While easily accepted as righting the wrongs of the past, special pleading for women qua women transgresses three boundaries: otherizing, exotifying, and objectifying, ultimately denying access to the social spaces assigned to men and perpetuating the culture of victimization. See, for example, “The Actions of a Well-Trained Puppy Dog: Caroline Herschel’s Modest and Useful Life,” by Emily Winterburn in The Scientific Legacy of William Herschel, Cunningham, Clifford, ed., (2018, Springer International Publishing).
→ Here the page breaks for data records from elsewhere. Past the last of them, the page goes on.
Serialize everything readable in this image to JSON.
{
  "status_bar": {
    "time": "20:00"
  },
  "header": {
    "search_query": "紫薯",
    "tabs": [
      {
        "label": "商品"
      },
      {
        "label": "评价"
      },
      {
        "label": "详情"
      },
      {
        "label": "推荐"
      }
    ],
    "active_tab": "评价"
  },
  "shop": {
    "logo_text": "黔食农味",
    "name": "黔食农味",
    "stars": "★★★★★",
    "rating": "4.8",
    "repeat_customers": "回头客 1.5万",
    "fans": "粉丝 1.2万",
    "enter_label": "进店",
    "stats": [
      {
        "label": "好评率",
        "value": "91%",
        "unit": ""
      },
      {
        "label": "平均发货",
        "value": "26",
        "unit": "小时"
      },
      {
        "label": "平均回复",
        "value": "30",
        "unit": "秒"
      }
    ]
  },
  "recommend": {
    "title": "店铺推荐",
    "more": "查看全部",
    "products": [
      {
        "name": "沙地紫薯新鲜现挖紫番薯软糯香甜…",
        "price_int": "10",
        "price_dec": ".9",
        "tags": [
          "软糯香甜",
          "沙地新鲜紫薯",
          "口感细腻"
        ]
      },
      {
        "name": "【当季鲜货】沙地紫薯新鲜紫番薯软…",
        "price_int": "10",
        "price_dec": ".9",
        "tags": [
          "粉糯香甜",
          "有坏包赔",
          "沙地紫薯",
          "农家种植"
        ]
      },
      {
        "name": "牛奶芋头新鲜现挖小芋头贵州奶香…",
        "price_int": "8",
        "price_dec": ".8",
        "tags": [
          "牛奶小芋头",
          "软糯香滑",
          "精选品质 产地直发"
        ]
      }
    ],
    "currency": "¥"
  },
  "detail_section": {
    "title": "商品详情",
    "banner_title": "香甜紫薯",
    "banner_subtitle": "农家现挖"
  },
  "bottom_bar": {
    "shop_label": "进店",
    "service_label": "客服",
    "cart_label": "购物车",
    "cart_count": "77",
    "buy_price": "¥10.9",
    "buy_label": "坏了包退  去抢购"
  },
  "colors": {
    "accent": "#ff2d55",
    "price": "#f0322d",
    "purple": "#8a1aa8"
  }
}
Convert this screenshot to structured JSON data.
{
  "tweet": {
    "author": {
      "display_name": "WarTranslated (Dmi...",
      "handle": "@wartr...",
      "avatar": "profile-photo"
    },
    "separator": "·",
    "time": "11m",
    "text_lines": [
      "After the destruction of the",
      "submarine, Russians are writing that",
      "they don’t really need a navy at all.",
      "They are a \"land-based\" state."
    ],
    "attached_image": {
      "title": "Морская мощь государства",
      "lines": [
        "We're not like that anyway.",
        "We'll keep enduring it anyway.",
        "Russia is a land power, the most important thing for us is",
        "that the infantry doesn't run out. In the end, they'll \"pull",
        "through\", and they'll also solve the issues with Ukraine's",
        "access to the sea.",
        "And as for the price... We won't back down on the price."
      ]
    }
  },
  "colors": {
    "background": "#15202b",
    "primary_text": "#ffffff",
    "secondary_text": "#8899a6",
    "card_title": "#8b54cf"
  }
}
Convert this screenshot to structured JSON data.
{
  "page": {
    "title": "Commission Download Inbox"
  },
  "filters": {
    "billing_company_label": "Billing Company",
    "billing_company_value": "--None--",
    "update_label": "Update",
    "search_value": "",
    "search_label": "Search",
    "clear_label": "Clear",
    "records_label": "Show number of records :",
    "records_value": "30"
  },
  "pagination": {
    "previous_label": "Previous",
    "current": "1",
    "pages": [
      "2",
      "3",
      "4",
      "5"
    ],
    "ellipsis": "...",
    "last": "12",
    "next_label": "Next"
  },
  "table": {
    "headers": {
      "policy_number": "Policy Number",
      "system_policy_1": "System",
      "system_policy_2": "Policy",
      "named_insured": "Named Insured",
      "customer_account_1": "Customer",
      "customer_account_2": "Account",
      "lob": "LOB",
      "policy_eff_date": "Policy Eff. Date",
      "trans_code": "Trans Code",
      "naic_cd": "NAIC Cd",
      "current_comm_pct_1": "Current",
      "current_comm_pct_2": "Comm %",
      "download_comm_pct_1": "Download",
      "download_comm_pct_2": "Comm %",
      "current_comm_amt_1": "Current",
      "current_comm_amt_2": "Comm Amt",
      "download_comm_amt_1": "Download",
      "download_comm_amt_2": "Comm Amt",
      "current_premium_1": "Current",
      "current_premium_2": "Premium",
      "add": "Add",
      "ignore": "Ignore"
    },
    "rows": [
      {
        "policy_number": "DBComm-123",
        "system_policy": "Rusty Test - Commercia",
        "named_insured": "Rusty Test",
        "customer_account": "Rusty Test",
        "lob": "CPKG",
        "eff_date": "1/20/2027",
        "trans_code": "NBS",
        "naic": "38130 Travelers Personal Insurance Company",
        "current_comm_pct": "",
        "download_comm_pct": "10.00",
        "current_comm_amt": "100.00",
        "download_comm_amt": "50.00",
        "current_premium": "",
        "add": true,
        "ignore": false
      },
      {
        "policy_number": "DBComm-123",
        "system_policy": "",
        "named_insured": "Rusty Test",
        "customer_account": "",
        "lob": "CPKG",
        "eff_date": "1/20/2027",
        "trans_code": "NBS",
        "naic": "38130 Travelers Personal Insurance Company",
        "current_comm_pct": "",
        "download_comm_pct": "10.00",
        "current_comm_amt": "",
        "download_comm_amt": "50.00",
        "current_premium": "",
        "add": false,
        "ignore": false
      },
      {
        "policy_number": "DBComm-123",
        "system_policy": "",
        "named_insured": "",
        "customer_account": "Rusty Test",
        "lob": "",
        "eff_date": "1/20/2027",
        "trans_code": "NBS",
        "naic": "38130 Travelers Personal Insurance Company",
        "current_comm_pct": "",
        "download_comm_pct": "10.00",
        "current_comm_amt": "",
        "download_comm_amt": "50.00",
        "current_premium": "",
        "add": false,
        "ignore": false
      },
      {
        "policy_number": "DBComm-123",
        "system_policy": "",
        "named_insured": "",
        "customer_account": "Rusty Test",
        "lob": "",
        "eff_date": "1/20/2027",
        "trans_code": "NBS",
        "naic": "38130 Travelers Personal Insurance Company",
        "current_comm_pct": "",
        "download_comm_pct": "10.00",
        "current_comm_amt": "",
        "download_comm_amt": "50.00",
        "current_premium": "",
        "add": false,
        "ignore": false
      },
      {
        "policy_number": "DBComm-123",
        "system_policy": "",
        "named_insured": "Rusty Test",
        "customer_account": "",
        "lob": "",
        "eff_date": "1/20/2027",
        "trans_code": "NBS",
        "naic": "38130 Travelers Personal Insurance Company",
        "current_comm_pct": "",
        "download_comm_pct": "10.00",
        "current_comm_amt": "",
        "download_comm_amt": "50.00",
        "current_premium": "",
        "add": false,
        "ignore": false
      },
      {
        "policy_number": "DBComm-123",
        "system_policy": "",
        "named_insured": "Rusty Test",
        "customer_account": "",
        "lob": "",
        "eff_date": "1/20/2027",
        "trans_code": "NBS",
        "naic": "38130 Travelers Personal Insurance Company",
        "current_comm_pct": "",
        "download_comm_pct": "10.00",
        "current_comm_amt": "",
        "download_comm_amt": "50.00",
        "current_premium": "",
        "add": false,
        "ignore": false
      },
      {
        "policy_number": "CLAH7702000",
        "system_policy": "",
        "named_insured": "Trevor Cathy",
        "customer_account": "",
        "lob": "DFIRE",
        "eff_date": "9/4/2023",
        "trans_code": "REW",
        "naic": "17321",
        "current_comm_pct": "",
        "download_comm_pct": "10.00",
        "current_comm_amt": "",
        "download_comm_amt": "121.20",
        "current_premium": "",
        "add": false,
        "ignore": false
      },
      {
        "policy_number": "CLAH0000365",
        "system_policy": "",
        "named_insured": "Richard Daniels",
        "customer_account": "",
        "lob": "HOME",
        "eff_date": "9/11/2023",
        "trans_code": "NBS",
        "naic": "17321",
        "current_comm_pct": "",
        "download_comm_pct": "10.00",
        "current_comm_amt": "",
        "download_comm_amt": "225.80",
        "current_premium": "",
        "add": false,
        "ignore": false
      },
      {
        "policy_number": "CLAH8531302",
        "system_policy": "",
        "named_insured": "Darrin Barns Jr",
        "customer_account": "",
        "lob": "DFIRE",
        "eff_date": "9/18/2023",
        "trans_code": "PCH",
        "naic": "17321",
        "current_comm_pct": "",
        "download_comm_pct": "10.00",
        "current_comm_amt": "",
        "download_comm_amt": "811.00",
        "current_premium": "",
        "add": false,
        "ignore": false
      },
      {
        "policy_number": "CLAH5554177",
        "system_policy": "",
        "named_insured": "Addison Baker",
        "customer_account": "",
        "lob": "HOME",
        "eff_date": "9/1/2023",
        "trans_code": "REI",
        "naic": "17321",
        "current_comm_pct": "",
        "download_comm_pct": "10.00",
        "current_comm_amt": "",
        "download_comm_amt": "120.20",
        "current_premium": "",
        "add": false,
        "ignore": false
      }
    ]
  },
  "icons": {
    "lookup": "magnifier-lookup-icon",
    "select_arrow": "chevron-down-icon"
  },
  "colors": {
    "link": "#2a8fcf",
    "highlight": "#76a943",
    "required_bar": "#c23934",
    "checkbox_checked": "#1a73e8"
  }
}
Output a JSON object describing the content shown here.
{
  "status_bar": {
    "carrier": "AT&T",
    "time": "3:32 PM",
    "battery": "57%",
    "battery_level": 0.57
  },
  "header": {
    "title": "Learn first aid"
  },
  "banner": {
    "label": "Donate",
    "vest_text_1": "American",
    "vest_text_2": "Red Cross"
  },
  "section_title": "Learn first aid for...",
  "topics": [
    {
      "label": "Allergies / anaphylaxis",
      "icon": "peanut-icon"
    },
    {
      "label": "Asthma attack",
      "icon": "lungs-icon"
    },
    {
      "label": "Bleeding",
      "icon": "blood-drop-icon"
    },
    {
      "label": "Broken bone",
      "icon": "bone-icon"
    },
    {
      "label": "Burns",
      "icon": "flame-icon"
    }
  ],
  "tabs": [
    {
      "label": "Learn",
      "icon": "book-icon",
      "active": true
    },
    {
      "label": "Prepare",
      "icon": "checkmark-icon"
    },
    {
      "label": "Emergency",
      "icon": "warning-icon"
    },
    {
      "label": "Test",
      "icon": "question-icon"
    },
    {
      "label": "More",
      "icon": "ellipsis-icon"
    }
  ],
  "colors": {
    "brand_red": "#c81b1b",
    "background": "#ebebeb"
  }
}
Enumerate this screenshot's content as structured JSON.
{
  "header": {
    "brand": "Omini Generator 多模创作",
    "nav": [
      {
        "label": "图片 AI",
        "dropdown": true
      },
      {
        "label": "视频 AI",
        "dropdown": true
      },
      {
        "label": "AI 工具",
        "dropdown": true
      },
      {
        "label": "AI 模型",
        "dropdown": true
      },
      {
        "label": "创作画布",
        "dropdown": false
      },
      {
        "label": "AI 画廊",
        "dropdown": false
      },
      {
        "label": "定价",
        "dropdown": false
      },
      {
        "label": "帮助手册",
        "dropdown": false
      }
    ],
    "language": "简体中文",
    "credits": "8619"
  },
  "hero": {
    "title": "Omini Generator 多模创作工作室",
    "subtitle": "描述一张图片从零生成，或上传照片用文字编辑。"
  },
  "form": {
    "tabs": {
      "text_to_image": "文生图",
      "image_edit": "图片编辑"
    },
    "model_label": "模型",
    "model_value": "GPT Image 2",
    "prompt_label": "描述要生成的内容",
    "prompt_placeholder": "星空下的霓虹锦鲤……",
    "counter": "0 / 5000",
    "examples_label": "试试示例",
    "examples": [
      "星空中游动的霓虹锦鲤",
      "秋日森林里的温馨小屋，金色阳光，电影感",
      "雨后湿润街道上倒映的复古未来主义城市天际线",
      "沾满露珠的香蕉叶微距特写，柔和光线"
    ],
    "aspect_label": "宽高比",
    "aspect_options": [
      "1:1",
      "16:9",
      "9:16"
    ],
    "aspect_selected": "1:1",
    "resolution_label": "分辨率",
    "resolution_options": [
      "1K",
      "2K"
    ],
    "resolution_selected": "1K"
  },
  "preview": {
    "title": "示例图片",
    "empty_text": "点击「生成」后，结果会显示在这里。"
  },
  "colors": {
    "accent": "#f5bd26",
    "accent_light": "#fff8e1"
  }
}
In his review of The Quiet Revolution of Caroline Herschel: The Lost Heroine of Astronomy by Emily Winterburn, (2017, Stroud, History Press), for the Journal of Astronomical History and Heritage (Vol 21. No 1, p 94-95), Clifford J. Cunningham pointed out that far from being lost, Caroline Herschel was always well known. The Harvard ADS Database lists over 750 citations when searching for full text and over 90 listings via abstracts. 

References

  1. Olson, Roberta J. M.; Pasachoff, Jay M. (2012). "The Comets of Caroline Herschel (1750–1848), Sleuth of the Skies at Slough." Culture and Cosmos. 16 (1–2): 9.
  2. Herschel, Caroline. (1786). “An Account of a new Comet. In a Letter from Miss Caroline Herschel to Charles Blagden, M.D., Sec. R.S.,” Philosophical Transactions of the Royal Society of London, 1787, Vol. 77 (1787), pp. 1-3.
  3. Caroline Herschel's Deep Sky Objects. Messier.SEDS.org/xtra/similar/cher.html (Accessed 16 August 2022)
  4. Baily, F. (1827) “Remarks on the Astronomical Observations of Flamsteed," Monthly Notices of the Astronomical Society of London, 8 June 1827, No. 5 
  5. (n.a) (1828). [“Comments of Mr. South, one of the Vice Presidents”]. Monthly Notices of the Royal Astronomical Society, January 1828, Vol. 1, p.62. 
  6. “Report of the Council of the Society to the Fifteenth Annual General Meeting, held this day,” Monthly Notices of the Royal Astronomical Society, Vol. 3, No. 12. 13 February 1835, p.91.